EITANA LA ESCLAVA JUDIA


Eitana estaba sobrecogida, con el odio rugiendo su pequeña existencia. Se abrazó al tronco mal tallado y con sus manos acarició los pies de su padre y dejó que su sangre le ungiera su rostro y su cabello.
—Corre, muchacha. Corre. Déjame solo. —Pero ¿por qué? —gritaba ella—. ¿Qué has hecho, padre? ¿Por qué? —Vete, Eitana. Por Yahvé, vete. —¡Cómo he de dejarte! ¡Dime! —Tienes que hacerlo —exclamó sufridamente.
Los soldados, que habían permitido a la niña hacer, acabaron por intervenir. Unos de los tres la atrajo hacia atrás estirando de sus hombros, hasta que cayó al suelo de espaldas.
—Vete —le dijo en un arameo incomprensible.

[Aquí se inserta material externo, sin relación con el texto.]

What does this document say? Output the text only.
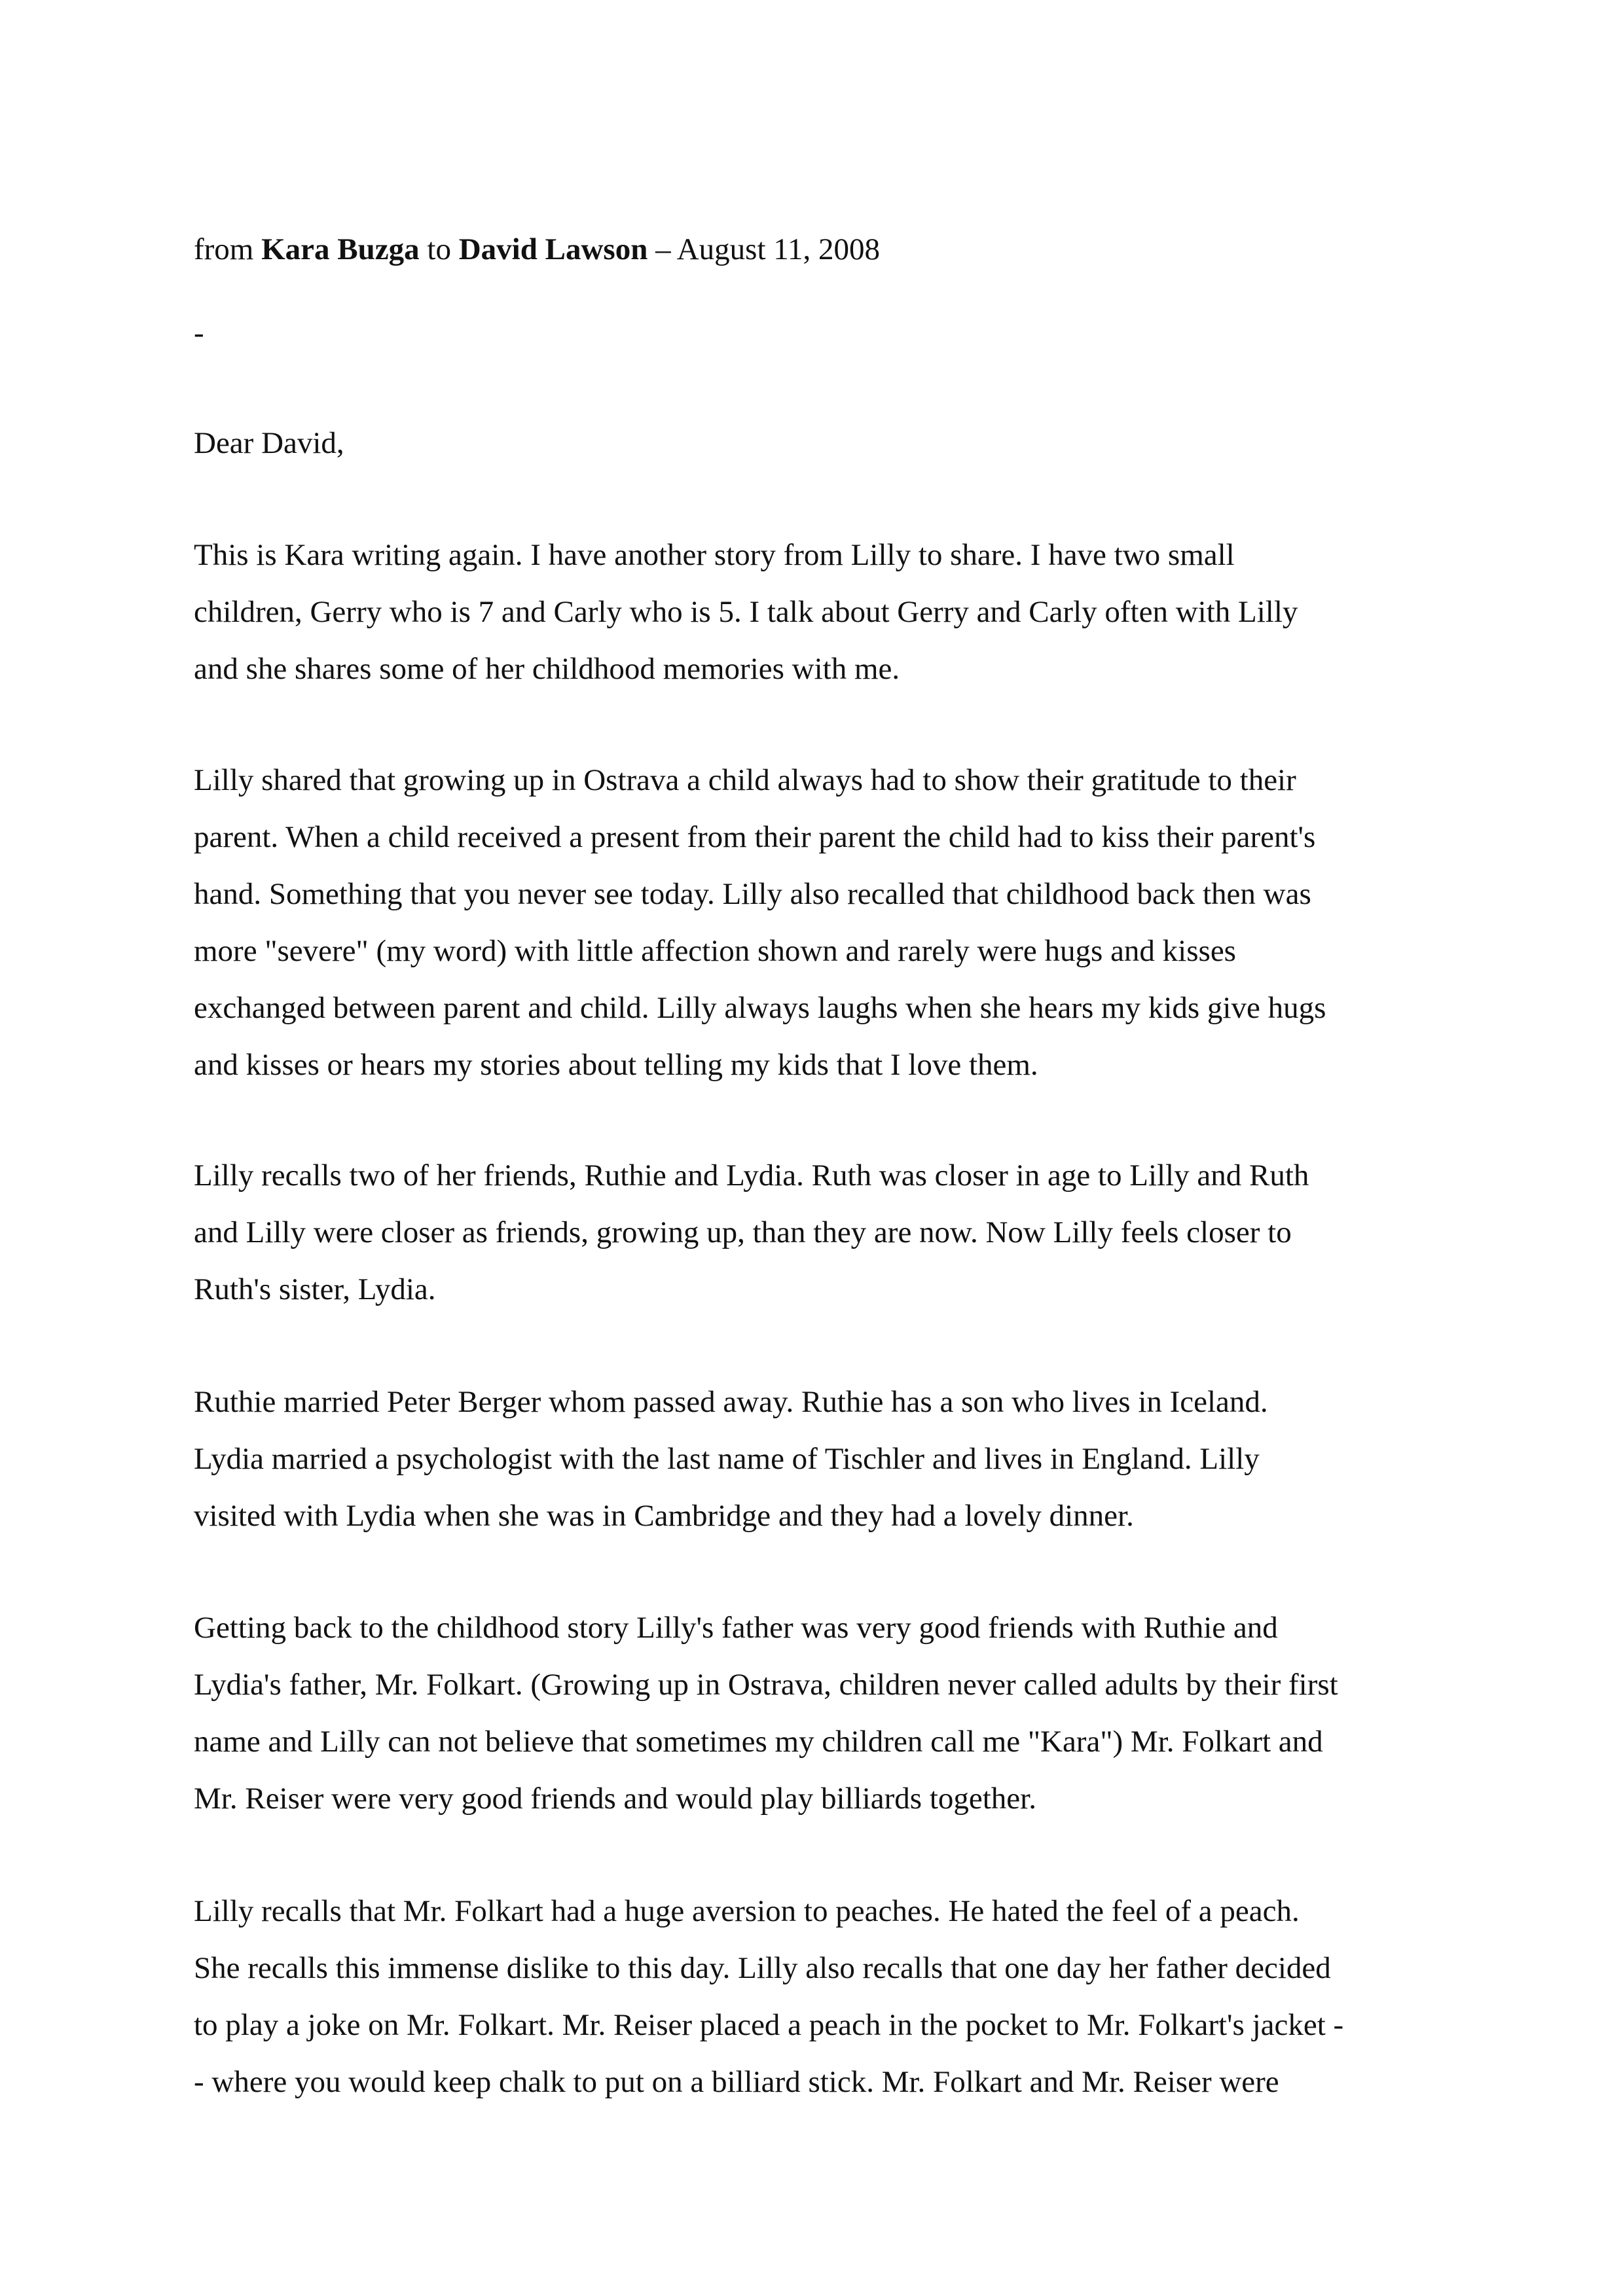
from Kara Buzga to David Lawson – August 11, 2008
-
Dear David,
This is Kara writing again. I have another story from Lilly to share. I have two small
children, Gerry who is 7 and Carly who is 5. I talk about Gerry and Carly often with Lilly
and she shares some of her childhood memories with me.
Lilly shared that growing up in Ostrava a child always had to show their gratitude to their
parent. When a child received a present from their parent the child had to kiss their parent's
hand. Something that you never see today. Lilly also recalled that childhood back then was
more "severe" (my word) with little affection shown and rarely were hugs and kisses
exchanged between parent and child. Lilly always laughs when she hears my kids give hugs
and kisses or hears my stories about telling my kids that I love them.
Lilly recalls two of her friends, Ruthie and Lydia. Ruth was closer in age to Lilly and Ruth
and Lilly were closer as friends, growing up, than they are now. Now Lilly feels closer to
Ruth's sister, Lydia.
Ruthie married Peter Berger whom passed away. Ruthie has a son who lives in Iceland.
Lydia married a psychologist with the last name of Tischler and lives in England. Lilly
visited with Lydia when she was in Cambridge and they had a lovely dinner.
Getting back to the childhood story Lilly's father was very good friends with Ruthie and
Lydia's father, Mr. Folkart. (Growing up in Ostrava, children never called adults by their first
name and Lilly can not believe that sometimes my children call me "Kara") Mr. Folkart and
Mr. Reiser were very good friends and would play billiards together.
Lilly recalls that Mr. Folkart had a huge aversion to peaches. He hated the feel of a peach.
She recalls this immense dislike to this day. Lilly also recalls that one day her father decided
to play a joke on Mr. Folkart. Mr. Reiser placed a peach in the pocket to Mr. Folkart's jacket -
- where you would keep chalk to put on a billiard stick. Mr. Folkart and Mr. Reiser were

La muchacha se incorporó y se lanzó sobre aquel centinela entre patadas, gritos e insultos. Los otros dos se miraron con asombro y soltaron unas risotadas, pero aquel soldado ni titubeó. Le dio un bofetón y Eitana volvió a caer en tierra.
—¡Eres como tu padre! —le dijo—. Y nosotros a los rebeldes los tratamos como se merecen. Acabas de elegir tu destino.
El padre de Eitana se revolvió con un grito de dolor, mientras la niña sollozaba desde el suelo.
—Marco, ¿quieres que se la lleve al tribuno? —le dijo uno de los otros dos.